4 August 2021
We visited the Falls of Bruar recently and discovered that Rabbie Burns had beaten us to it. He visited in 1787 and immortalised his visit in a poem entitled, ‘The Humble Petition of Bruar Water’. It was written, ‘To the Noble Duke of Athole’.
In it, Burns imaginatively writes as if he is the Bruar Water running down the hillside over the rocks and falls. In it, the Water reports that ‘A poet Burns came by’ and he makes it his boast, ‘I am, altho’ I say’t myself’/ Worth gaun a mile to see’.
We thought so too.
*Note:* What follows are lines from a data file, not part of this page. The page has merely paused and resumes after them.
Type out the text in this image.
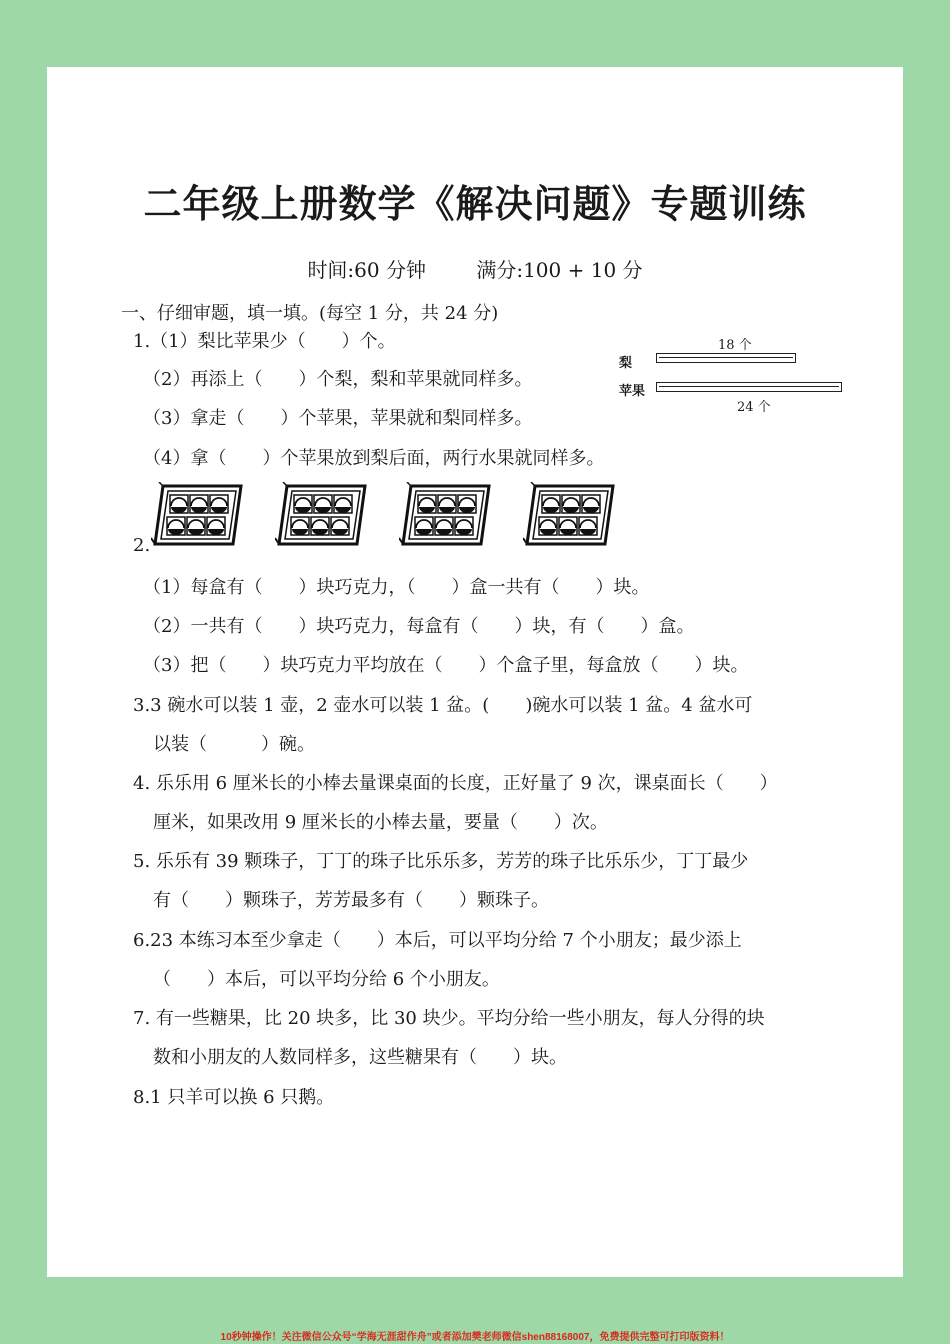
二年级上册数学《解决问题》专题训练
时间:60 分钟	满分:100 + 10 分
一、仔细审题，填一填。(每空 1 分，共 24 分)
1.（1）梨比苹果少（　　）个。
（2）再添上（　　）个梨，梨和苹果就同样多。
（3）拿走（　　）个苹果，苹果就和梨同样多。
（4）拿（　　）个苹果放到梨后面，两行水果就同样多。
18 个
梨
苹果
24 个
2.
（1）每盒有（　　）块巧克力，（　　）盒一共有（　　）块。
（2）一共有（　　）块巧克力，每盒有（　　）块，有（　　）盒。
（3）把（　　）块巧克力平均放在（　　）个盒子里，每盒放（　　）块。
3.3 碗水可以装 1 壶，2 壶水可以装 1 盆。(　　)碗水可以装 1 盆。4 盆水可
以装（　　　）碗。
4. 乐乐用 6 厘米长的小棒去量课桌面的长度，正好量了 9 次，课桌面长（　　）
厘米，如果改用 9 厘米长的小棒去量，要量（　　）次。
5. 乐乐有 39 颗珠子，丁丁的珠子比乐乐多，芳芳的珠子比乐乐少，丁丁最少
有（　　）颗珠子，芳芳最多有（　　）颗珠子。
6.23 本练习本至少拿走（　　）本后，可以平均分给 7 个小朋友；最少添上
（　　）本后，可以平均分给 6 个小朋友。
7. 有一些糖果，比 20 块多，比 30 块少。平均分给一些小朋友，每人分得的块
数和小朋友的人数同样多，这些糖果有（　　）块。
8.1 只羊可以换 6 只鹅。
10秒钟操作！关注微信公众号“学海无涯甜作舟”或者添加樊老师微信shen88168007，免费提供完整可打印版资料！
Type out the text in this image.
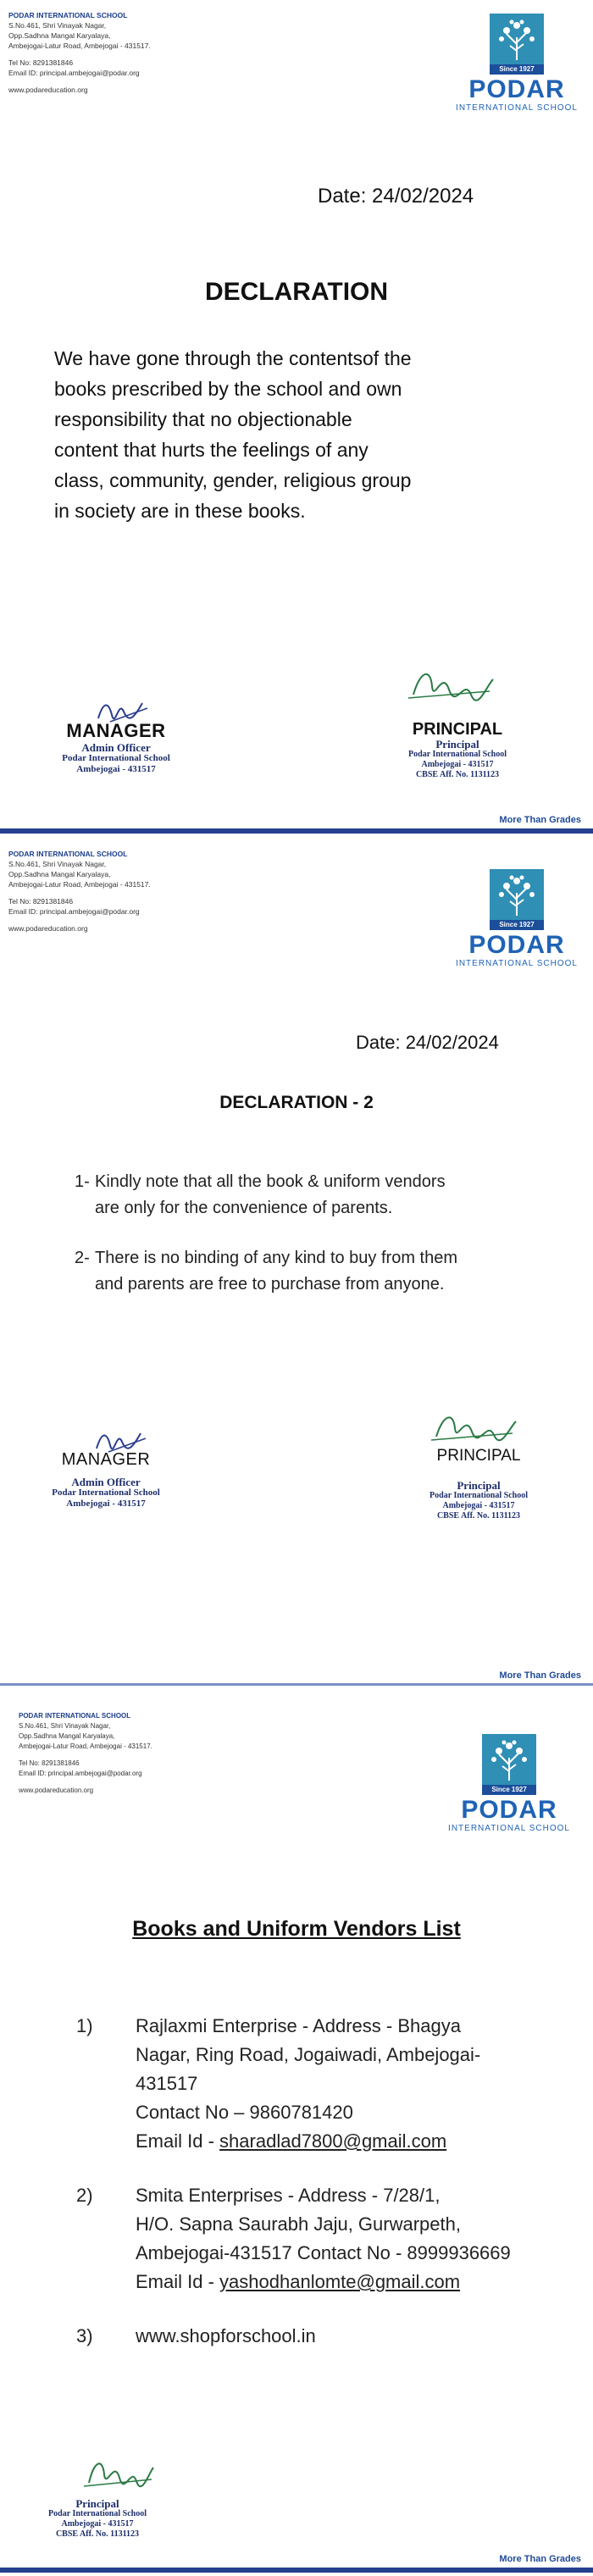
PODAR INTERNATIONAL SCHOOL
S.No.461, Shri Vinayak Nagar,
Opp.Sadhna Mangal Karyalaya,
Ambejogai-Latur Road, Ambejogai - 431517.
Tel No: 8291381846
Email ID: principal.ambejogai@podar.org
www.podareducation.org
Since 1927
PODAR
INTERNATIONAL SCHOOL
Date: 24/02/2024
DECLARATION
We have gone through the contentsof the
books prescribed by the school and own
responsibility that no objectionable
content that hurts the feelings of any
class, community, gender, religious group
in society are in these books.
MANAGER
Admin Officer
Podar International School
Ambejogai - 431517
PRINCIPAL
Principal
Podar International School
Ambejogai - 431517
CBSE Aff. No. 1131123
More Than Grades
PODAR INTERNATIONAL SCHOOL
S.No.461, Shri Vinayak Nagar,
Opp.Sadhna Mangal Karyalaya,
Ambejogai-Latur Road, Ambejogai - 431517.
Tel No: 8291381846
Email ID: principal.ambejogai@podar.org
www.podareducation.org	Since 1927
PODAR
INTERNATIONAL SCHOOL
Date: 24/02/2024
DECLARATION - 2
1- Kindly note that all the book & uniform vendors
are only for the convenience of parents.
2- There is no binding of any kind to buy from them
and parents are free to purchase from anyone.
MANAGER
Admin Officer
Podar International School
Ambejogai - 431517
PRINCIPAL
Principal
Podar International School
Ambejogai - 431517
CBSE Aff. No. 1131123
More Than Grades
PODAR INTERNATIONAL SCHOOL
S.No.461, Shri Vinayak Nagar,
Opp.Sadhna Mangal Karyalaya,
Ambejogai-Latur Road, Ambejogai - 431517.
Tel No: 8291381846
Email ID: principal.ambejogai@podar.org
www.podareducation.org	Since 1927
PODAR
INTERNATIONAL SCHOOL
Books and Uniform Vendors List
1) Rajlaxmi Enterprise - Address - Bhagya
Nagar, Ring Road, Jogaiwadi, Ambejogai-
431517
Contact No – 9860781420
Email Id - sharadlad7800@gmail.com
2) Smita Enterprises - Address - 7/28/1,
H/O. Sapna Saurabh Jaju, Gurwarpeth,
Ambejogai-431517 Contact No - 8999936669
Email Id - yashodhanlomte@gmail.com
3) www.shopforschool.in
Principal
Podar International School
Ambejogai - 431517
CBSE Aff. No. 1131123
More Than Grades
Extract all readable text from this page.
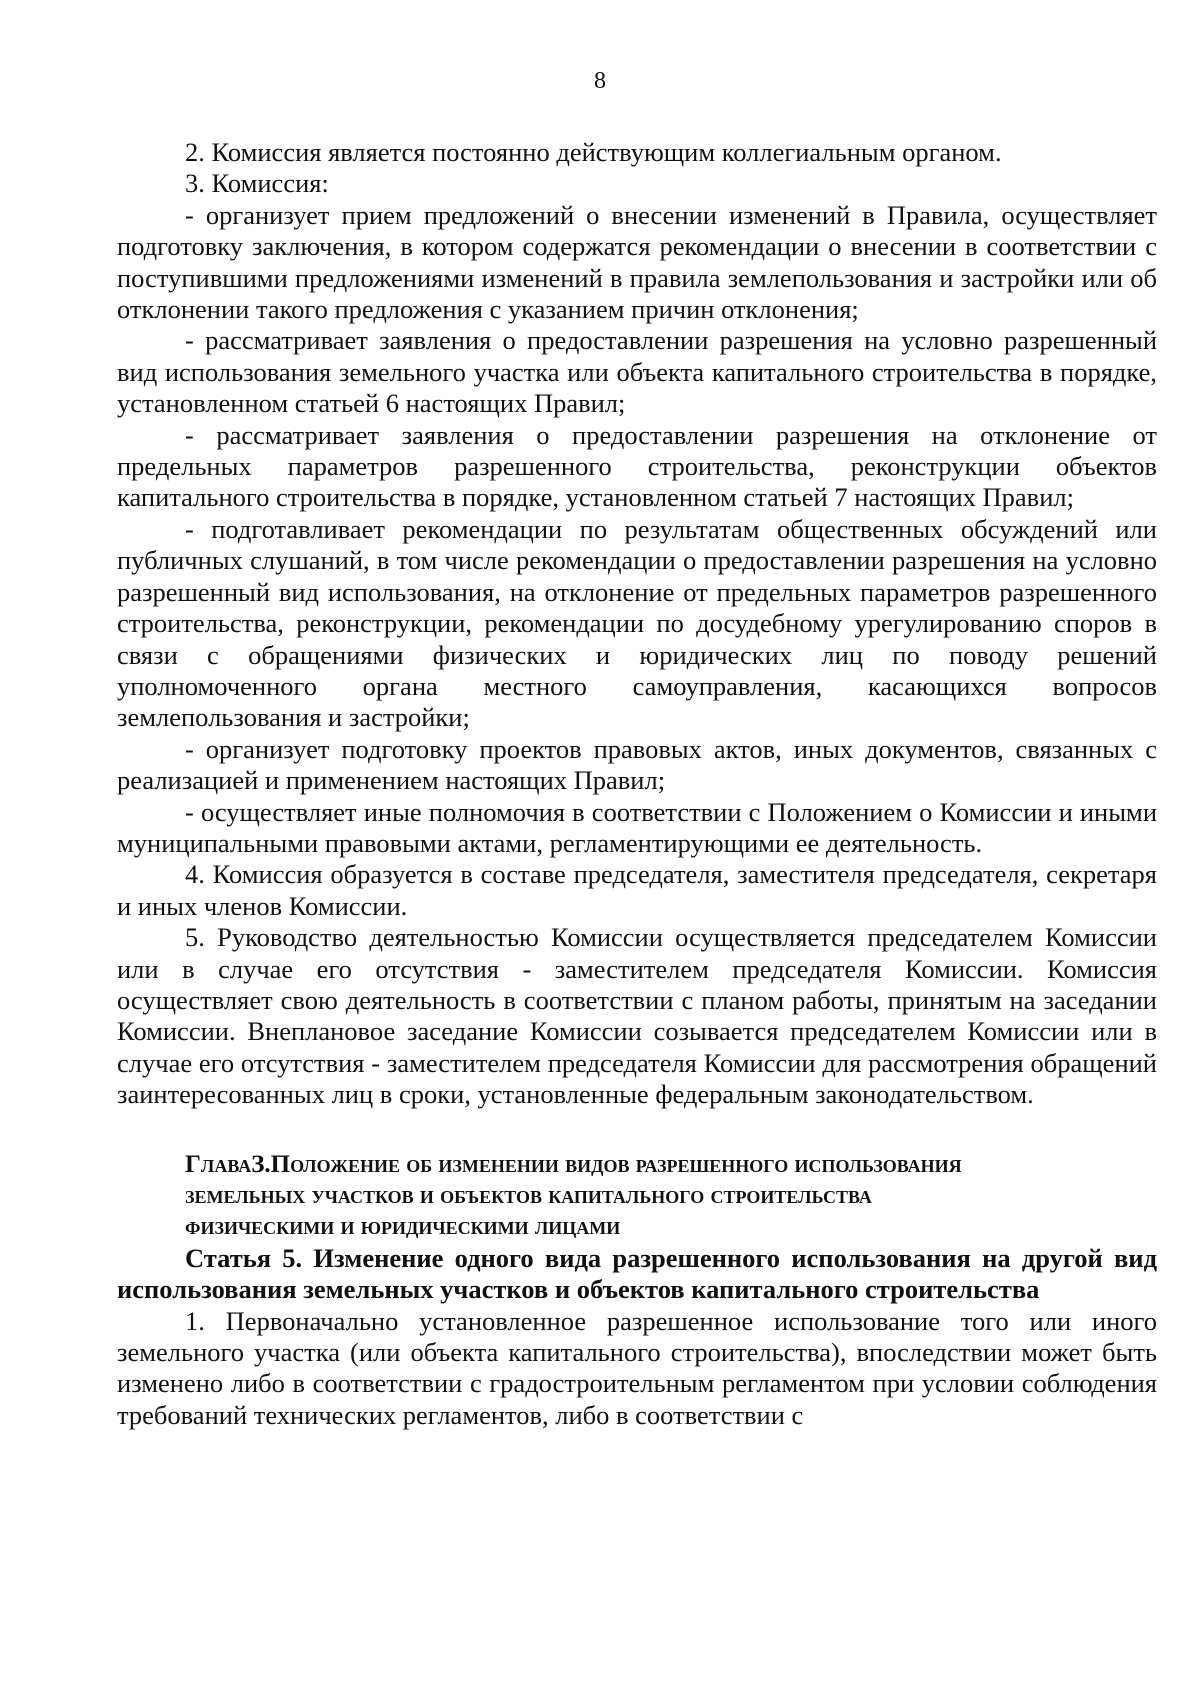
8

2. Комиссия является постоянно действующим коллегиальным органом.

3. Комиссия:

- организует прием предложений о внесении изменений в Правила, осуществляет подготовку заключения, в котором содержатся рекомендации о внесении в соответствии с поступившими предложениями изменений в правила землепользования и застройки или об отклонении такого предложения с указанием причин отклонения;

- рассматривает заявления о предоставлении разрешения на условно разрешенный вид использования земельного участка или объекта капитального строительства в порядке, установленном статьей 6 настоящих Правил;

- рассматривает заявления о предоставлении разрешения на отклонение от предельных параметров разрешенного строительства, реконструкции объектов капитального строительства в порядке, установленном статьей 7 настоящих Правил;

- подготавливает рекомендации по результатам общественных обсуждений или публичных слушаний, в том числе рекомендации о предоставлении разрешения на условно разрешенный вид использования, на отклонение от предельных параметров разрешенного строительства, реконструкции, рекомендации по досудебному урегулированию споров в связи с обращениями физических и юридических лиц по поводу решений уполномоченного органа местного самоуправления, касающихся вопросов землепользования и застройки;

- организует подготовку проектов правовых актов, иных документов, связанных с реализацией и применением настоящих Правил;

- осуществляет иные полномочия в соответствии с Положением о Комиссии и иными муниципальными правовыми актами, регламентирующими ее деятельность.

4. Комиссия образуется в составе председателя, заместителя председателя, секретаря и иных членов Комиссии.

5. Руководство деятельностью Комиссии осуществляется председателем Комиссии или в случае его отсутствия - заместителем председателя Комиссии. Комиссия осуществляет свою деятельность в соответствии с планом работы, принятым на заседании Комиссии. Внеплановое заседание Комиссии созывается председателем Комиссии или в случае его отсутствия - заместителем председателя Комиссии для рассмотрения обращений заинтересованных лиц в сроки, установленные федеральным законодательством.

ГлаваЗ.Положение об изменении видов разрешенного использования

земельных участков и объектов капитального строительства

физическими и юридическими лицами

Статья 5. Изменение одного вида разрешенного использования на другой вид использования земельных участков и объектов капитального строительства

1. Первоначально установленное разрешенное использование того или иного земельного участка (или объекта капитального строительства), впоследствии может быть изменено либо в соответствии с градостроительным регламентом при условии соблюдения требований технических регламентов, либо в соответствии с
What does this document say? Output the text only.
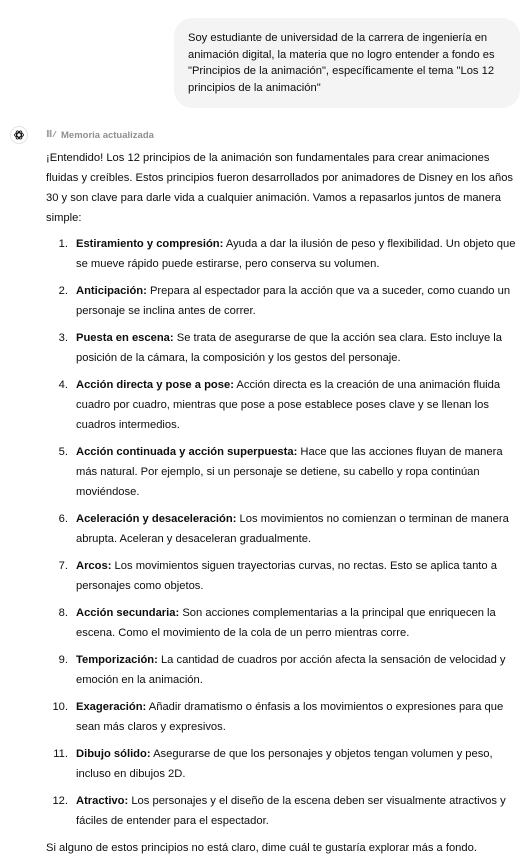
Soy estudiante de universidad de la carrera de ingeniería en animación digital, la materia que no logro entender a fondo es "Principios de la animación", específicamente el tema "Los 12 principios de la animación"
Memoria actualizada

¡Entendido! Los 12 principios de la animación son fundamentales para crear animaciones fluidas y creíbles. Estos principios fueron desarrollados por animadores de Disney en los años 30 y son clave para darle vida a cualquier animación. Vamos a repasarlos juntos de manera simple:

1. Estiramiento y compresión: Ayuda a dar la ilusión de peso y flexibilidad. Un objeto que se mueve rápido puede estirarse, pero conserva su volumen.
2. Anticipación: Prepara al espectador para la acción que va a suceder, como cuando un personaje se inclina antes de correr.
3. Puesta en escena: Se trata de asegurarse de que la acción sea clara. Esto incluye la posición de la cámara, la composición y los gestos del personaje.
4. Acción directa y pose a pose: Acción directa es la creación de una animación fluida cuadro por cuadro, mientras que pose a pose establece poses clave y se llenan los cuadros intermedios.
5. Acción continuada y acción superpuesta: Hace que las acciones fluyan de manera más natural. Por ejemplo, si un personaje se detiene, su cabello y ropa continúan moviéndose.
6. Aceleración y desaceleración: Los movimientos no comienzan o terminan de manera abrupta. Aceleran y desaceleran gradualmente.
7. Arcos: Los movimientos siguen trayectorias curvas, no rectas. Esto se aplica tanto a personajes como objetos.
8. Acción secundaria: Son acciones complementarias a la principal que enriquecen la escena. Como el movimiento de la cola de un perro mientras corre.
9. Temporización: La cantidad de cuadros por acción afecta la sensación de velocidad y emoción en la animación.
10. Exageración: Añadir dramatismo o énfasis a los movimientos o expresiones para que sean más claros y expresivos.
11. Dibujo sólido: Asegurarse de que los personajes y objetos tengan volumen y peso, incluso en dibujos 2D.
12. Atractivo: Los personajes y el diseño de la escena deben ser visualmente atractivos y fáciles de entender para el espectador.

Si alguno de estos principios no está claro, dime cuál te gustaría explorar más a fondo.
The first information board at the start of the mile and half walk up to the falls and back again warns of steep and uneven paths and water ‘deep, cold and fast-flowing, so please do not swim’. We didn’t, of course. But there was a group of wet-suited young people doing a gorge walk.
They were well supervised and clearly enjoying the challenges presented by the gorge and the cliffs and the cold water. It was a welcome sight to see young people exploring this wonderful environment after all the Covid restrictions.
The purpose of the bard’s poem was to invite the fourth Duke of Atholl to plant some trees and shrubs on the banks of the Water. They will attract the birds and the Duke will hear their birdsong. They will provide shelter for the birds nesting and the shepherd resting.
And here, by sweet, endearing stealth,
Shall meet the loving pair,
Despising world with all their wealth,
As empty idle care:
The flowr’s shall vie, in all their charms,
The hour of heav’n to grace;
And birks extend their fragrant arms
To screen the dear embrace.
After Burns died, the Duke planted over 100,000 larches and pines, landscaped the area with paths and decorative bridges in the bard’s memory and earned the nickname ‘Planter John’. Burns was ahead of his time with his political lobbying, his sensitivity to the natural environment, its conservation and its joy!